Re: [PATCH V3] PCI: Extend ACS configurability

From: Bjorn Helgaas
Date: Wed Jun 12 2024 - 17:29:26 EST


[+cc Alex since VFIO entered the conversation; thread at
https://lore.kernel.org/r/20240523063528.199908-1-vidyas@xxxxxxxxxx]

On Mon, Jun 10, 2024 at 08:38:49AM -0300, Jason Gunthorpe wrote:
> On Fri, Jun 07, 2024 at 02:30:55PM -0500, Bjorn Helgaas wrote:
> > "Correctly" is not quite the right word here; it's just a fact that
> > the ACS settings determined at boot time result in certain IOMMU
> > groups. If the user desires different groups, it's not that something
> > is "incorrect"; it's just that the user may have to accept less
> > isolation to get the desired IOMMU groups.
>
> That is not quite accurate.. There are HW configurations where ACS
> needs to be a certain way for the HW to work with P2P at all.
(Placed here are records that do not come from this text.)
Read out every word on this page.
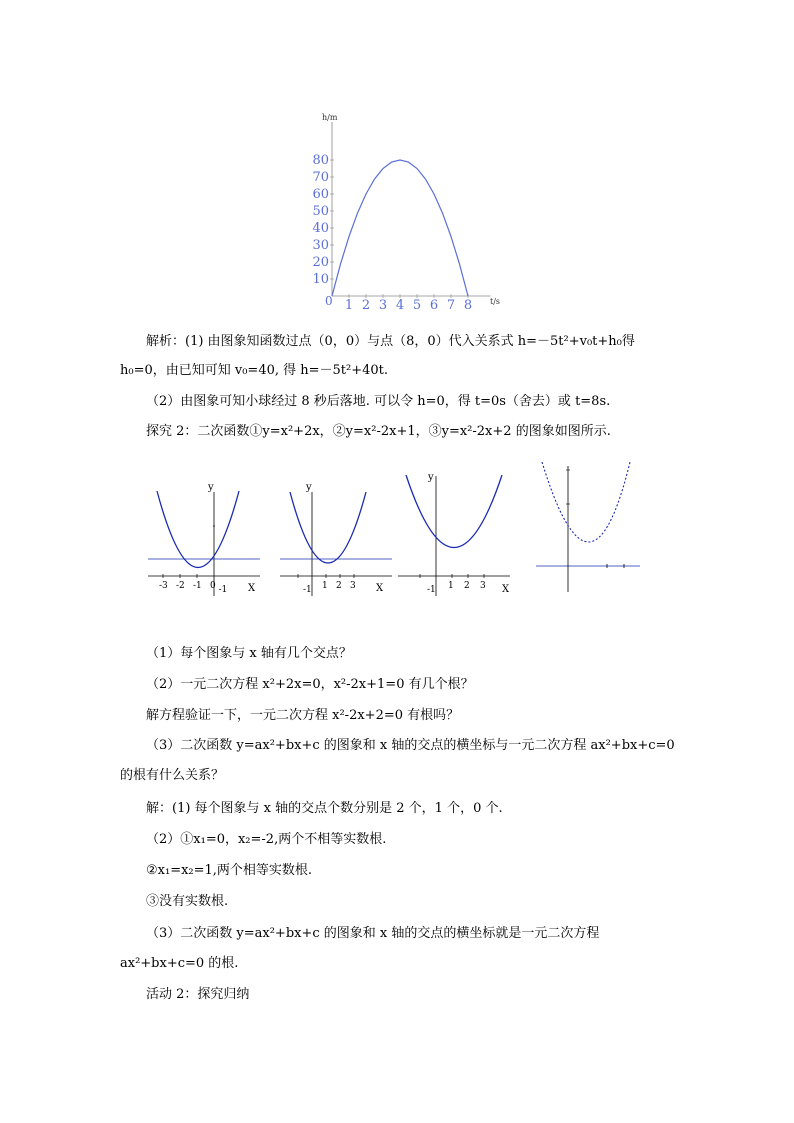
10
20
30
40
50
60
70
80
1 2 3 4 5 6 7 8
h/m
t/s
0
y
X
-3 -2 -1 0 -1
y
X
-1 1 2 3
y
X
-1 1 2 3
解析：(1) 由图象知函数过点（0，0）与点（8，0）代入关系式 h=－5t²+v₀t+h₀得
h₀=0，由已知可知 v₀=40, 得 h=－5t²+40t.
（2）由图象可知小球经过 8 秒后落地. 可以令 h=0，得 t=0s（舍去）或 t=8s.
探究 2：二次函数①y=x²+2x，②y=x²-2x+1，③y=x²-2x+2 的图象如图所示.
（1）每个图象与 x 轴有几个交点？
（2）一元二次方程 x²+2x=0，x²-2x+1=0 有几个根？
解方程验证一下，一元二次方程 x²-2x+2=0 有根吗？
（3）二次函数 y=ax²+bx+c 的图象和 x 轴的交点的横坐标与一元二次方程 ax²+bx+c=0
的根有什么关系？
解：(1) 每个图象与 x 轴的交点个数分别是 2 个，1 个，0 个.
（2）①x₁=0，x₂=-2,两个不相等实数根.
②x₁=x₂=1,两个相等实数根.
③没有实数根.
（3）二次函数 y=ax²+bx+c 的图象和 x 轴的交点的横坐标就是一元二次方程
ax²+bx+c=0 的根.
活动 2：探究归纳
It isn't
> just an optimization or the user accepts something, if they want P2P
> at all they must get a ACS configuration appropriate for their system.

The current wording of "For iommu_groups to form correctly, the ACS
settings in the PCIe fabric need to be setup early" suggests that the
way we currently configure ACS is incorrect in general, regardless of
P2PDMA.

But my impression is that there's a trade-off between isolation and
the ability to do P2PDMA, and users have different requirements, and
the preference for less isolation/more P2PDMA is no more "correct"
than a preference for more isolation/less P2PDMA.

The kernel-parameters doc mentions the reduced isolation idea, but I
think we need a little more guidance for users. It's probably too
much detail for kernel-parameters, but the commit log would be a good
place.

Maybe something like this:

PCIe ACS settings determine how devices are put into iommu_groups.
The iommu_groups in turn determine which devices can be passed
through to VMs and whether P2PDMA between them is possible. The
iommu_groups are built at enumeration-time and are currently static.

Add a kernel command-line option to change ACS settings for specific
devices, which allows more devices to be put in the same
iommu_group, at the cost of reduced isolation between them.

ACS applies to PCIe Downstream Ports and multi-function devices.
The default ACS settings are XXX and cause devices below an
ACS-capable port to be put in an iommu_group isolated from P2PDMA
from outside the group.

Disabling ACS XXX at a port allows ... downstream devices to be
included in the same iommu_group as ...

[I don't know exactly how this works, so please make it make sense].